DataOps turns the practice of building data pipelines from an artisanal activity carried out by individual developers working in isolation to an industrial-scale activity handled by a team of developers working in concert using standard processes, tools, and approaches.
Roche Implements a Data Mesh
One company that has embraced DataOps and experienced its benefit is Roche, one of the world’s largest biotech companies. It is using DataOps practices and tools to help it migrate from a traditional monolithic data warehousing architecture to a distributed data mesh architecture in the cloud.
Like many companies saddled with a legacy analytics architecture, Roche experienced data bottlenecks that prevented it from leveraging data for business advantage. It took an average of three months to scale compute power; three to four months to deliver a new software release; and four days to implement a hot fix. Business satisfaction with the data team’s performance was low.
Data Mesh in the Cloud. To revolutionize its performance, the data team decided to migrate from its legacy, centralized architecture to a distributed one based on data mesh concepts implemented with the Snowflake data cloud. Snowflake provides a common data and governance backbone for Roche’s numerous domain teams, who are now empowered to service their own data needs through the data mesh.
To make the data mesh work, Roche purchased a DataOps tool from Snowflake partner DataOps.live. The product supports team-based development using CI/CD, continuous testing, orchestration, and observability on Snowflake cloud platforms. Roche is using DataOps.live to coordinate development and execution across a dozen or more teams and tools, including Snowflake, Talend, Qlik, Snowpipe, LucidChart, GitLab, Immuta, Monte Carlo, Collibra, RDM Portal, Tableau, ThoughtSpot, Dataiku, and Sagemaker.
DataOps Benefits
Starting in early 2021 with a single department, Roche onboarded 40 data product teams that have created 50 data products. The data team has increased its delivery cadence from one release every three months to an astounding 120 releases in one month. Overall, the data mesh environment consists of 1300 users who can access 180TB of data. That’s an impressive amount of work, done in a year and a half.
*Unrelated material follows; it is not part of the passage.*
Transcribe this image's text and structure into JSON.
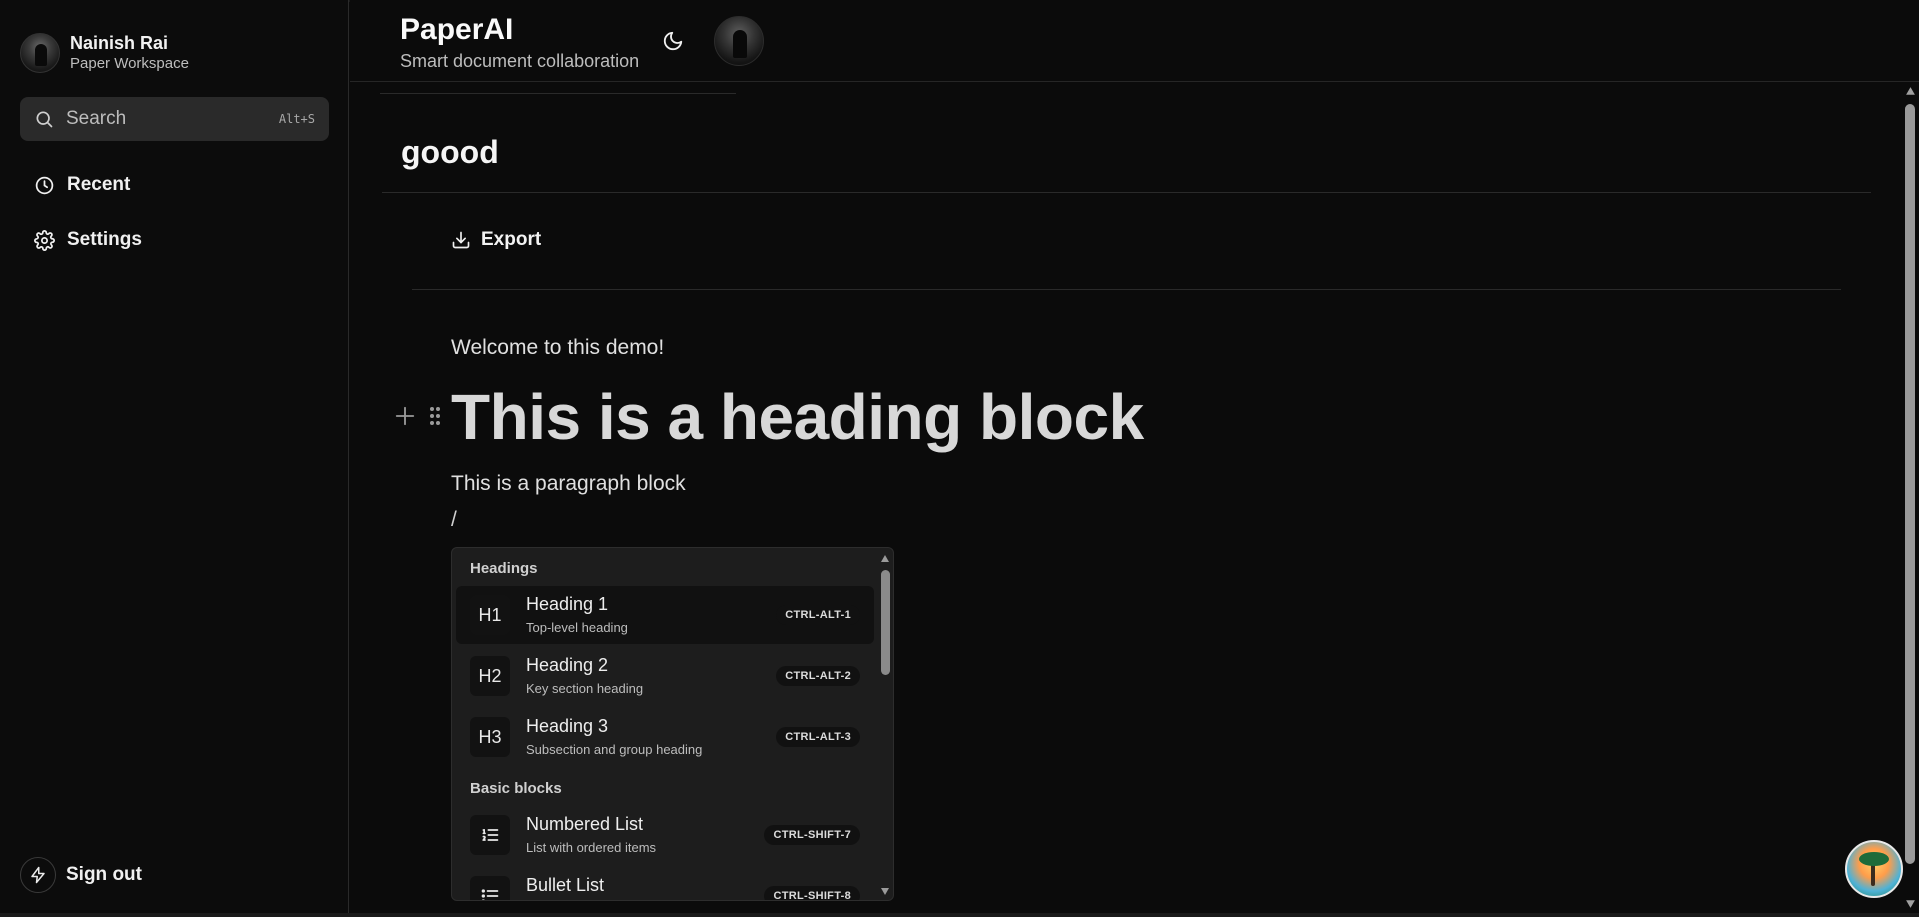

The data team has increased its delivery cadence from one release every three months to an astounding 120 releases in one month.
Paul Rankin, head of Data Management and Architecture at Roche, cites the combination of Snowflake and DataOps.live as keys to his team’s extraordinary turnaround. “DataOps.live enables us to pull all this together in terms of orchestration, deployment, release management, CI/CD—and to do it at scale, making full use of Snowflake’s features as a programmable Data Cloud. It’s a complete game changer. We’re talking about ROI in terms of saving thousands of hours and dollars in processing and developer time.” Rankin presented his case study at the recent Snowflake Summit 2022 in Las Vegas along with representatives from DataOps.live.
Rankin concluded his presentation by citing several best practices. First, he said it is important to differentiate between DataOps engineers and data engineers. DataOps engineers focus on the process of building new data-driven pipelines and applications, while data engineers build the solutions. He added that it’s important to assign a DataOps engineer to every data domain team to ensure developers learn new habits for building and deploying data applications.
Second, he advised rolling out products when they are “good enough,” along with documentation and regular cadence calls. Third, he suggested selecting products that “naturally work in harmony with each other” through API integration and other means.
Summary
Enterprise data teams embrace DataOps to achieve new levels of efficiency and effectiveness in delivering data-driven solutions. Roche shows what’s possible when you combine a state-of-the-art cloud data platform with a data mesh architecture and DataOps solution.